What do you think? Does anything like this exist? Ideas? Suggestions? Comments? Criticisms?

June 13th, 2008, 02:55 PM
This sounds like an idea, but I'm not the person to help you make it happen at this stage. I do suggest you pursue it.

June 13th, 2008, 03:48 PM
You sir, think far too much! But you see, in Wikipedia, aren't there a hundred editors for an article? Only 1 person might start it(even though you say only articles with 10+ people wanting to write it should start) many others can add to it. There might be too many sites, but, survival of the fittest! Only the best sites get attention. Interesting concept though, show me a real life example then it would make me want to try it out. :)

June 14th, 2008, 02:15 AM
Lol, indeed - I do think "too much" sometimes...

Just got an email from Richard M Stallman of GNU fame, he suggests looking at something like "Simultaneous Policy" rather than Wiki technology, so I'm going to take a look at that.

Anyone else have ideas, suggestions?

Lord Xeb
June 14th, 2008, 03:47 AM
Sir, though you think to much, you have an amazing mind and intelligence. I think that you should follow up with Stallman and try out this "simultaneous policy". I would love to join minds with you and try to come up with an idea but I lack greatly in this area... But this is a great idea. The ISPO is one of these "simultaneous policy" projects. Check them out and get ideas. This may help you in your plan and cause. I would be thrilled to the bone to see this idea become active. If many join together, they can become a single entity that can be more powerful than the bigger organizations around them. Go forth and may your plan come to life!

June 14th, 2008, 03:49 AM
Read over "Simultaneous Policy" and it's a great idea, but rather lofty, political, and ends-focused. In other words, it has a specific goal.
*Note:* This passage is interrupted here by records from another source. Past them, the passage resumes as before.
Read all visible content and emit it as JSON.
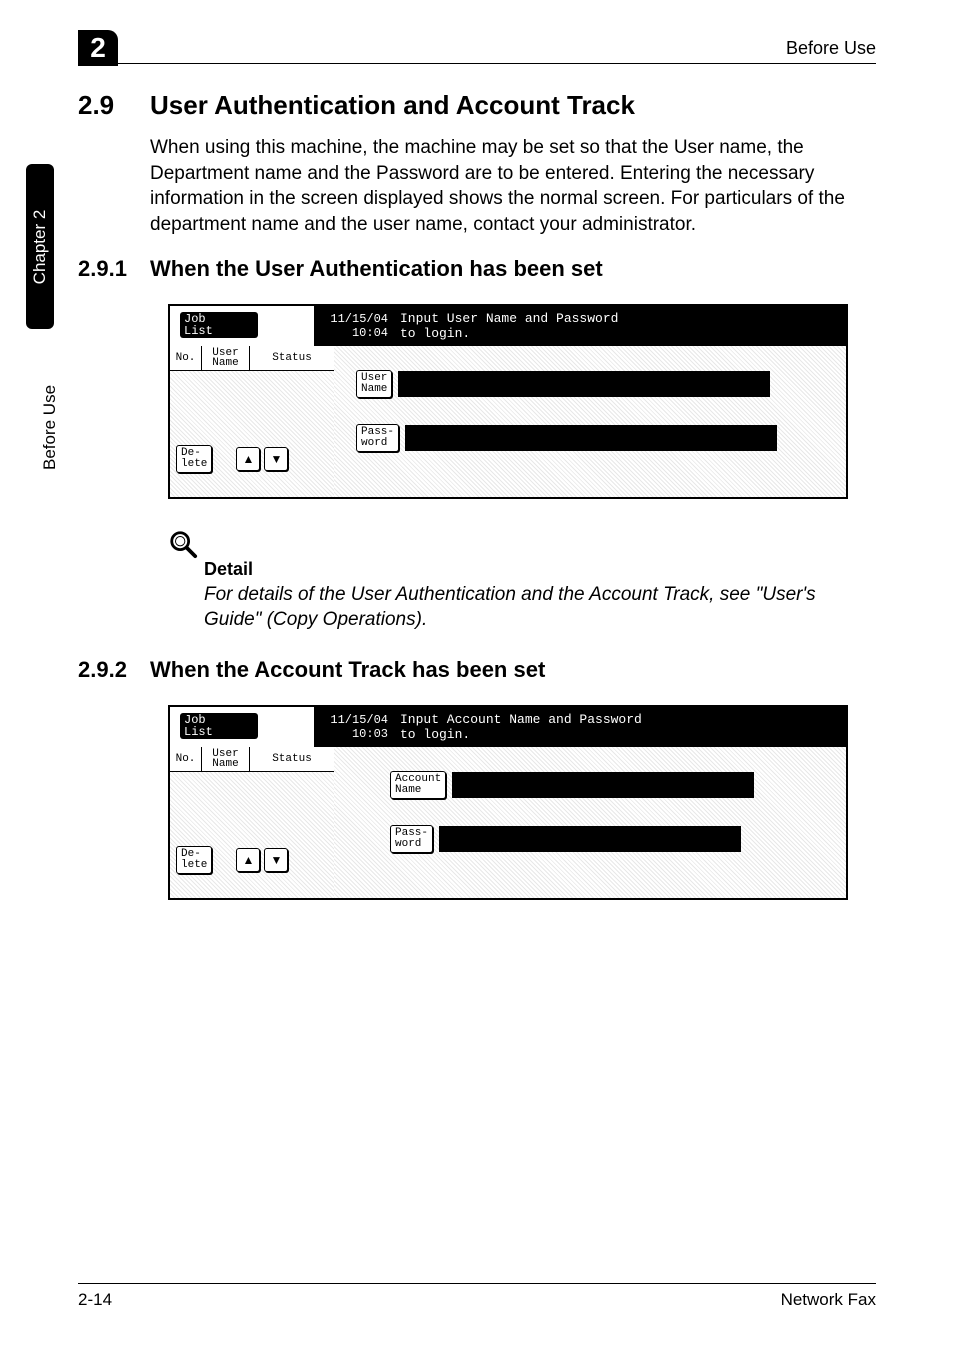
{
  "header": {
    "chapter_number": "2",
    "running_head": "Before Use"
  },
  "side": {
    "tab_label": "Chapter 2",
    "section_label": "Before Use"
  },
  "section": {
    "number": "2.9",
    "title": "User Authentication and Account Track",
    "intro": "When using this machine, the machine may be set so that the User name, the Department name and the Password are to be entered. Entering the necessary information in the screen displayed shows the normal screen. For particulars of the department name and the user name, contact your administrator."
  },
  "subsection1": {
    "number": "2.9.1",
    "title": "When the User Authentication has been set"
  },
  "panel1": {
    "job_tab": "Job\nList",
    "date": "11/15/04",
    "time": "10:04",
    "prompt_line1": "Input User Name and Password",
    "prompt_line2": "to login.",
    "col_no": "No.",
    "col_user": "User\nName",
    "col_status": "Status",
    "delete_btn": "De-\nlete",
    "field1": "User\nName",
    "field2": "Pass-\nword"
  },
  "detail": {
    "label": "Detail",
    "text": "For details of the User Authentication and the Account Track, see \"User's Guide\" (Copy Operations)."
  },
  "subsection2": {
    "number": "2.9.2",
    "title": "When the Account Track has been set"
  },
  "panel2": {
    "job_tab": "Job\nList",
    "date": "11/15/04",
    "time": "10:03",
    "prompt_line1": "Input Account Name and Password",
    "prompt_line2": "to login.",
    "col_no": "No.",
    "col_user": "User\nName",
    "col_status": "Status",
    "delete_btn": "De-\nlete",
    "field1": "Account\nName",
    "field2": "Pass-\nword"
  },
  "footer": {
    "page": "2-14",
    "title": "Network Fax"
  }
}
My concept is more to facilitate collaborative discussion, on whatever users decide is important, whether that's the 35 Articles of Impeachment Dennis Kucinich introduced against George Bush, or Canada's proposed Copyright Law, or Sweden's new civilian Spying law, or Vincent Bugilosi's book "The Prosecution of George W. Bush for Murder" .... whatever you think is important - to get the message out to many more people than might otherwise see it - collaboratively, writing together, and publishing on the sites of yourself, and your fellow writers.

In other words - my concept has no "goal" or "end result" other than people working together, cooperating, and having the discussion.

We can't discuss what we don't know - and what we do know is far to often controlled by small groups with vested interests.

So, the hope is to get important issues that we talk about around the water cooler, and say - why on earth isn't this in the news? Why on earth isn't our government doing something about this?

Why did FEMA give away supplies to other US government agencies, supplies that were needed for the victims of Hurricane Katrina? The left hand didn't know what the right was doing - there was a division, the information wasn't out there.

So, finding our common interests, our common values, our common needs might result, the important issues might rise to the top, and discussion might be better facilitated.

Lofty? Egalitarian? Impossible? Maybe, but I'd sure like to try.